Saat UANAS pun tiba, persiapan yang sudah matang waktu kakiku di gips membantuku juga dalam proses belajar. Jadi gak terlalu ngoyo saat UANAS datang. Satu bulan pasca UANAS, akhirnya pengumanan kelululasan pun di laporkan. Rasa dag-dig-dug pun mulai menyelimuti aku. Masalahnya waktu itu udah di tetapkan batas minimal nilai untuk kelulusan, kalo gak salah batas nilai minimal lulus itu, 3,00. Selesainya orang tua temenku mengambil surat kelulusan, giliran namaku yang dipanggil oleh wali kelas.
Wali Kelas: “Fauzan Jamaludin?”
Ayahku: “Ya”
Entah saat itu apa yang dibicarakan lagi antara orang tuaku dan wali kelasku.
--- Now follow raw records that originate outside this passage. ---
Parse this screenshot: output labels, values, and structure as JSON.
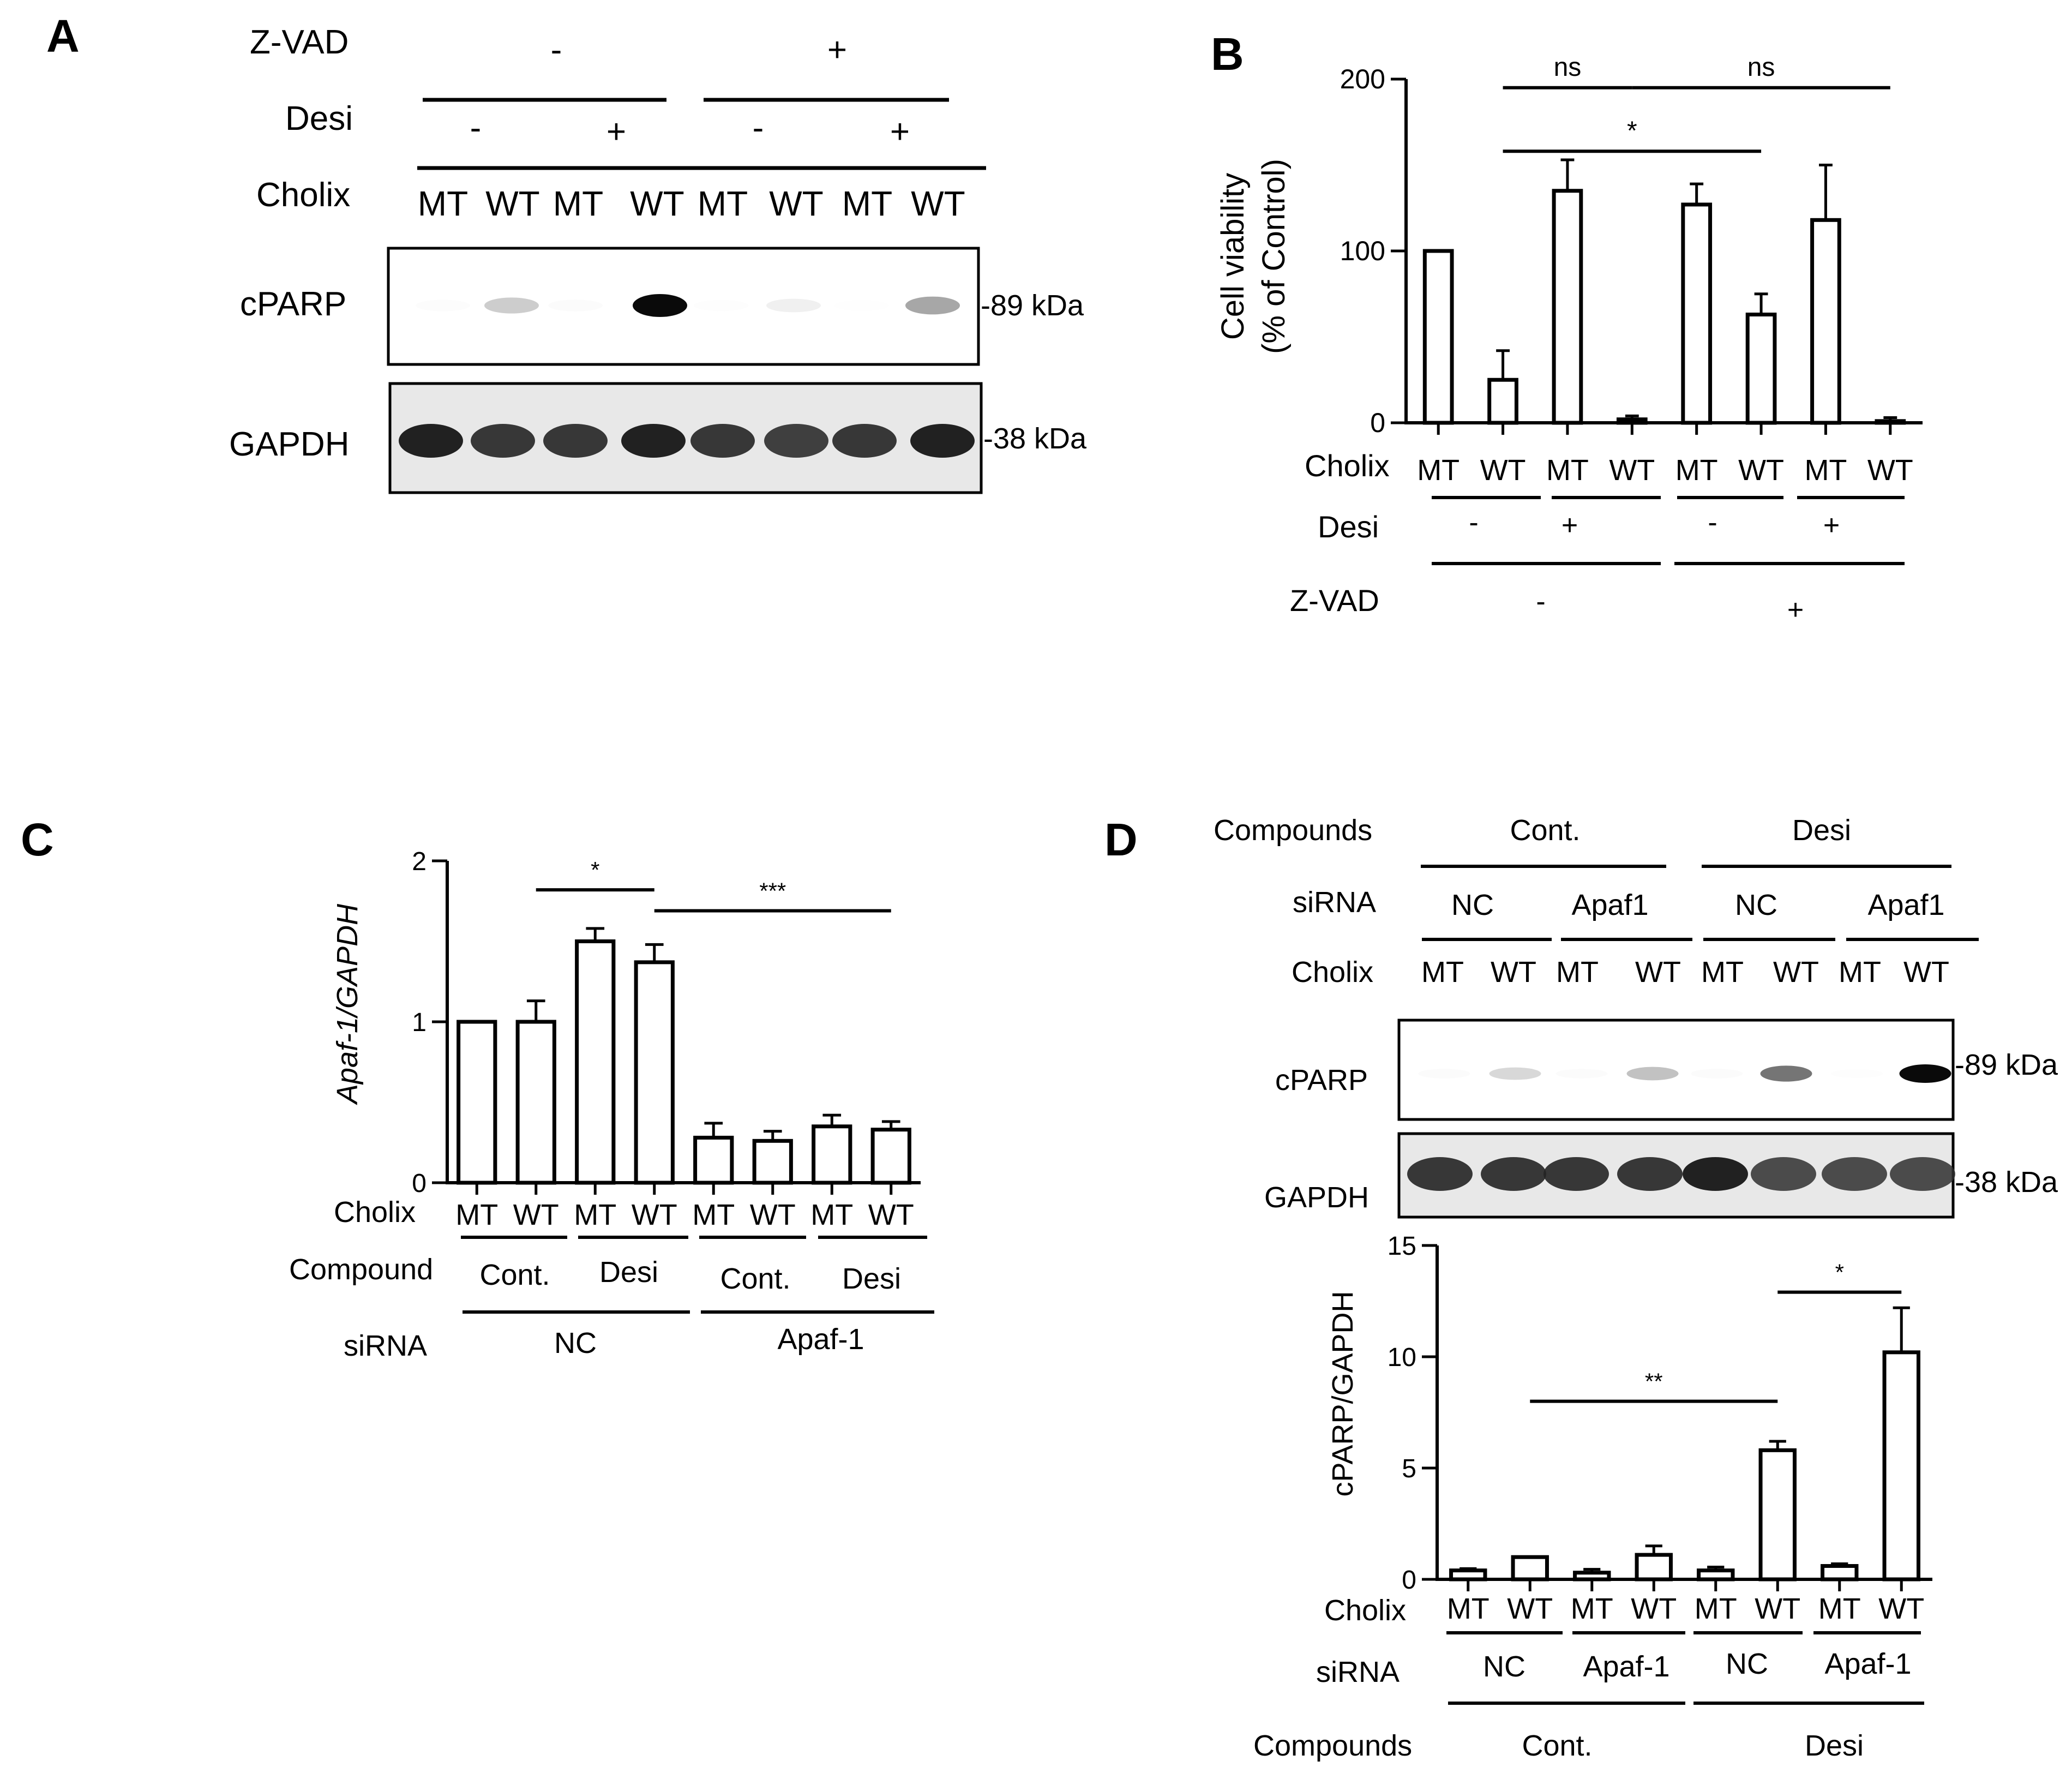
{
  "panel_letters": {
    "a": "A",
    "b": "B",
    "c": "C",
    "d": "D"
  },
  "units": {
    "kda89": "-89 kDa",
    "kda38": "-38 kDa"
  },
  "panelA": {
    "row_labels": {
      "zvad": "Z-VAD",
      "desi": "Desi",
      "cholix": "Cholix"
    },
    "zvad_signs": [
      "-",
      "+"
    ],
    "desi_signs": [
      "-",
      "+",
      "-",
      "+"
    ],
    "cholix_lanes": [
      "MT",
      "WT",
      "MT",
      "WT",
      "MT",
      "WT",
      "MT",
      "WT"
    ],
    "blots": [
      {
        "label": "cPARP",
        "marker": "-89 kDa",
        "band_intensity": [
          0.08,
          0.45,
          0.1,
          1.0,
          0.06,
          0.25,
          0.04,
          0.6
        ]
      },
      {
        "label": "GAPDH",
        "marker": "-38 kDa",
        "band_intensity": [
          0.95,
          0.9,
          0.9,
          0.95,
          0.9,
          0.88,
          0.9,
          0.95
        ]
      }
    ]
  },
  "panelC_labels": {
    "row_cholix": "Cholix",
    "row_compound": "Compound",
    "row_sirna": "siRNA",
    "compound_groups": [
      "Cont.",
      "Desi",
      "Cont.",
      "Desi"
    ],
    "sirna_groups": [
      "NC",
      "Apaf-1"
    ]
  },
  "panelB_labels": {
    "row_cholix": "Cholix",
    "row_desi": "Desi",
    "row_zvad": "Z-VAD",
    "desi_signs": [
      "-",
      "+",
      "-",
      "+"
    ],
    "zvad_signs": [
      "-",
      "+"
    ]
  },
  "panelD": {
    "header": {
      "compounds": "Compounds",
      "sirna": "siRNA",
      "cholix": "Cholix",
      "compound_groups": [
        "Cont.",
        "Desi"
      ],
      "sirna_groups": [
        "NC",
        "Apaf1",
        "NC",
        "Apaf1"
      ],
      "cholix_lanes": [
        "MT",
        "WT",
        "MT",
        "WT",
        "MT",
        "WT",
        "MT",
        "WT"
      ]
    },
    "blots": [
      {
        "label": "cPARP",
        "marker": "-89 kDa",
        "band_intensity": [
          0.12,
          0.4,
          0.1,
          0.5,
          0.12,
          0.75,
          0.05,
          1.0
        ]
      },
      {
        "label": "GAPDH",
        "marker": "-38 kDa",
        "band_intensity": [
          0.9,
          0.9,
          0.9,
          0.9,
          0.95,
          0.85,
          0.85,
          0.85
        ]
      }
    ],
    "bottom_labels": {
      "row_cholix": "Cholix",
      "row_sirna": "siRNA",
      "row_compounds": "Compounds",
      "sirna_groups": [
        "NC",
        "Apaf-1",
        "NC",
        "Apaf-1"
      ],
      "compound_groups": [
        "Cont.",
        "Desi"
      ]
    }
  },
  "chart_data": [
    {
      "id": "B",
      "type": "bar",
      "title": "",
      "ylabel": "Cell viability",
      "ylabel2": "(% of Control)",
      "xlabel": "",
      "ylim": [
        0,
        200
      ],
      "yticks": [
        0,
        100,
        200
      ],
      "categories": [
        "MT",
        "WT",
        "MT",
        "WT",
        "MT",
        "WT",
        "MT",
        "WT"
      ],
      "values": [
        100,
        25,
        135,
        2,
        127,
        63,
        118,
        1
      ],
      "errors": [
        0,
        17,
        18,
        2,
        12,
        12,
        32,
        2
      ],
      "significance": [
        {
          "from": 1,
          "to": 3,
          "label": "ns",
          "level": 195
        },
        {
          "from": 3,
          "to": 7,
          "label": "ns",
          "level": 195
        },
        {
          "from": 1,
          "to": 5,
          "label": "*",
          "level": 158
        }
      ]
    },
    {
      "id": "C",
      "type": "bar",
      "title": "",
      "ylabel": "Apaf-1/GAPDH",
      "xlabel": "",
      "ylim": [
        0,
        2
      ],
      "yticks": [
        0,
        1,
        2
      ],
      "categories": [
        "MT",
        "WT",
        "MT",
        "WT",
        "MT",
        "WT",
        "MT",
        "WT"
      ],
      "values": [
        1.0,
        1.0,
        1.5,
        1.37,
        0.28,
        0.26,
        0.35,
        0.33
      ],
      "errors": [
        0,
        0.13,
        0.08,
        0.11,
        0.09,
        0.06,
        0.07,
        0.05
      ],
      "significance": [
        {
          "from": 1,
          "to": 3,
          "label": "*",
          "level": 1.82
        },
        {
          "from": 3,
          "to": 7,
          "label": "***",
          "level": 1.69
        }
      ]
    },
    {
      "id": "D",
      "type": "bar",
      "title": "",
      "ylabel": "cPARP/GAPDH",
      "xlabel": "",
      "ylim": [
        0,
        15
      ],
      "yticks": [
        0,
        5,
        10,
        15
      ],
      "categories": [
        "MT",
        "WT",
        "MT",
        "WT",
        "MT",
        "WT",
        "MT",
        "WT"
      ],
      "values": [
        0.4,
        1.0,
        0.3,
        1.1,
        0.4,
        5.8,
        0.6,
        10.2
      ],
      "errors": [
        0.08,
        0,
        0.15,
        0.4,
        0.15,
        0.4,
        0.1,
        2.0
      ],
      "significance": [
        {
          "from": 1,
          "to": 5,
          "label": "**",
          "level": 8.0
        },
        {
          "from": 5,
          "to": 7,
          "label": "*",
          "level": 12.9
        }
      ]
    }
  ]
}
Usai sedikit obrolan yang gak tahu bahas apaan, akhirnya ayahku keluar dari ruang kelas dan tiba-tiba memeluku.
Ayah: “Alhamdulillah... kamu lulus,nak.”
Ucapan ayahku itu, sungguh membuatku riang gembira dan saat itu juga kami pulang untuk mengabarkan pada ibuku.
Pengalamanku ini, aku bisa petik hikmahnya. Mungkin kalo gak ada kejadian kecelakaan itu yang udah bikin retak kakiku, aku gak bakal lulus kali. Terima kasih ya Allah, ternyata di balik rasa sakit itu ada tujuan tertentu.